The exam consists of two parts:
- A theoretical exam (40%).
- A practical exam (60%).
- The practical exam is the same for all the students, whereas attending students are offered the possibility to give two partial exams (20% each) instead of the general theoretical exam.
- The theoretical exam is a written exam (open questions). It aims at assessing the knowledge on the techniques introduced in the course, also with respect to the quantities that can be obtained using a software. The exam includes some “paper-and-pencil” derivation questions, as well as questions about results obtained applying the illustrated techniques to specific datasets. The latter questions do not test the knowledge of the software, but do require an understanding of typical output.

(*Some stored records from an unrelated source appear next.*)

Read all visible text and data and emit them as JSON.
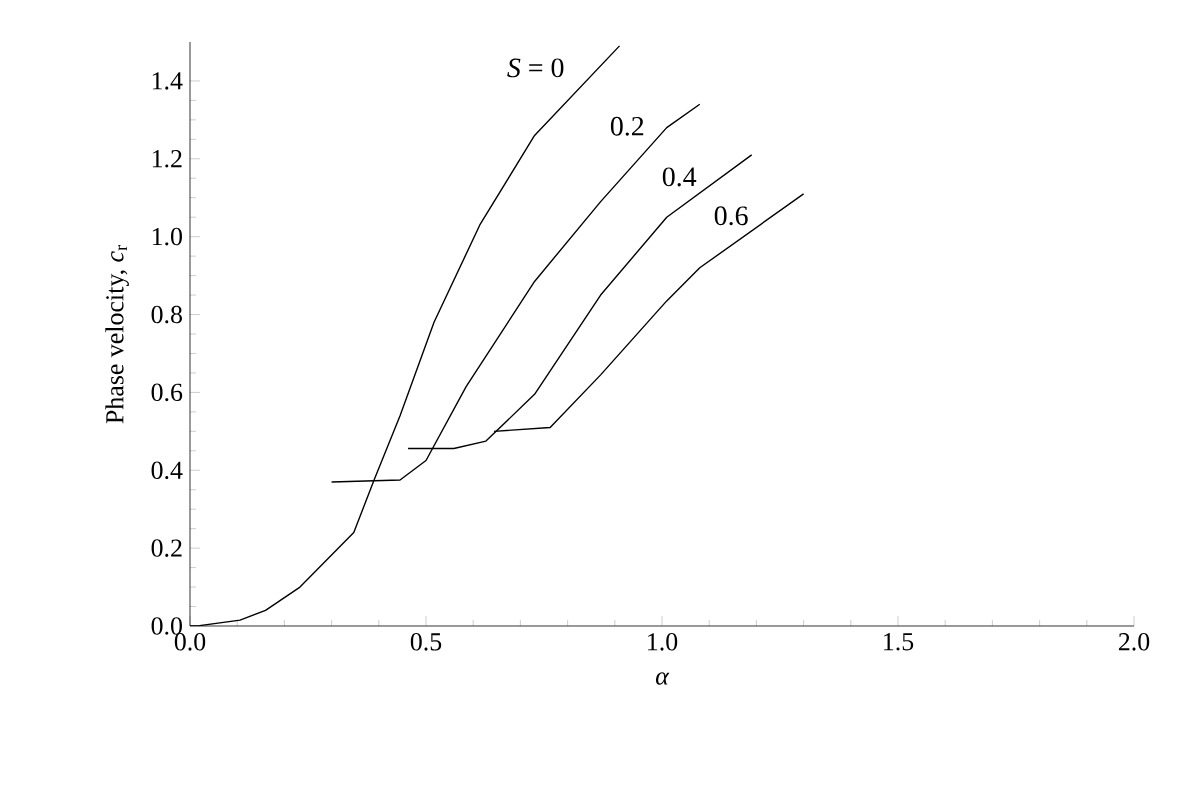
{
  "chart_data": {
    "type": "line",
    "xlabel": "α",
    "ylabel": "Phase velocity, *c*$_{r}$",
    "xlim": [
      0,
      2
    ],
    "ylim": [
      0,
      1.5
    ],
    "xticks": [
      {
        "value": 0,
        "label": "0.0"
      },
      0.5,
      {
        "value": 1,
        "label": "1.0"
      },
      1.5,
      {
        "value": 2,
        "label": "2.0"
      }
    ],
    "yticks": [
      {
        "value": 0,
        "label": "0.0"
      },
      0.2,
      0.4,
      0.6,
      0.8,
      {
        "value": 1,
        "label": "1.0"
      },
      1.2,
      1.4
    ],
    "grid": false,
    "marker": "none",
    "line_style": "solid",
    "series": [
      {
        "name": "*S* = 0",
        "color": "#000000",
        "x": [
          0.0,
          0.02,
          0.106,
          0.16,
          0.233,
          0.347,
          0.39,
          0.445,
          0.517,
          0.614,
          0.73,
          0.91
        ],
        "values": [
          0.0,
          0.001,
          0.015,
          0.04,
          0.1,
          0.24,
          0.375,
          0.54,
          0.78,
          1.03,
          1.26,
          1.49
        ]
      },
      {
        "name": "0.2",
        "color": "#000000",
        "x": [
          0.3,
          0.445,
          0.5,
          0.585,
          0.73,
          0.87,
          1.01,
          1.08
        ],
        "values": [
          0.37,
          0.375,
          0.425,
          0.615,
          0.885,
          1.09,
          1.28,
          1.34
        ]
      },
      {
        "name": "0.4",
        "color": "#000000",
        "x": [
          0.462,
          0.559,
          0.627,
          0.73,
          0.87,
          1.01,
          1.19
        ],
        "values": [
          0.456,
          0.456,
          0.475,
          0.595,
          0.85,
          1.05,
          1.21
        ]
      },
      {
        "name": "0.6",
        "color": "#000000",
        "x": [
          0.644,
          0.763,
          0.87,
          1.01,
          1.08,
          1.3
        ],
        "values": [
          0.5,
          0.51,
          0.645,
          0.835,
          0.92,
          1.11
        ]
      }
    ]
  }
}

- Exams are closed-book and closed-notes, but students need to use a simple calculator to answer some questions.
- The practical exam is an in-class (lab) computer assignment, and it is the same both for attending and not attending students. It consists of the analysis of a dataset using the techniques illustrated during the course, and on the interpretation of the obtained results. Students must write their own computer programs from scratch. The exam is closed-book and closed-notes but the students can consult documents illustrating the commands needed to obtain different output.
- The final grade is obtained by combining the grades taken in the different parts. Additional (decimal) points are assigned to those students who took at least one of the three tests proposed in the preparatory course 20354 (Data Analysis) at the latest within one week before the beginning of the course. Students whose final result is not an integer receive extra-decimals for each submitted test (max 0.25 per test). The final grade obtained as described is rounded to the upper integer only when the decimal part is higher than 0.7.
Slides of the theoretical lessons are uploaded on the Bboard. These notes are complete and cover the whole program. For more detailed discussions of the topics, students can refer to:
- R.A. JOHNSON, D.W. WICHERN, Applied Multivariate Statistical Analysis, Prentice Hall, 2002, 5th ed.
- J. LATTIN, J.D. CARROLL, P.E. GREEN, Analyzing Multivariate Data, Thomson, 2003.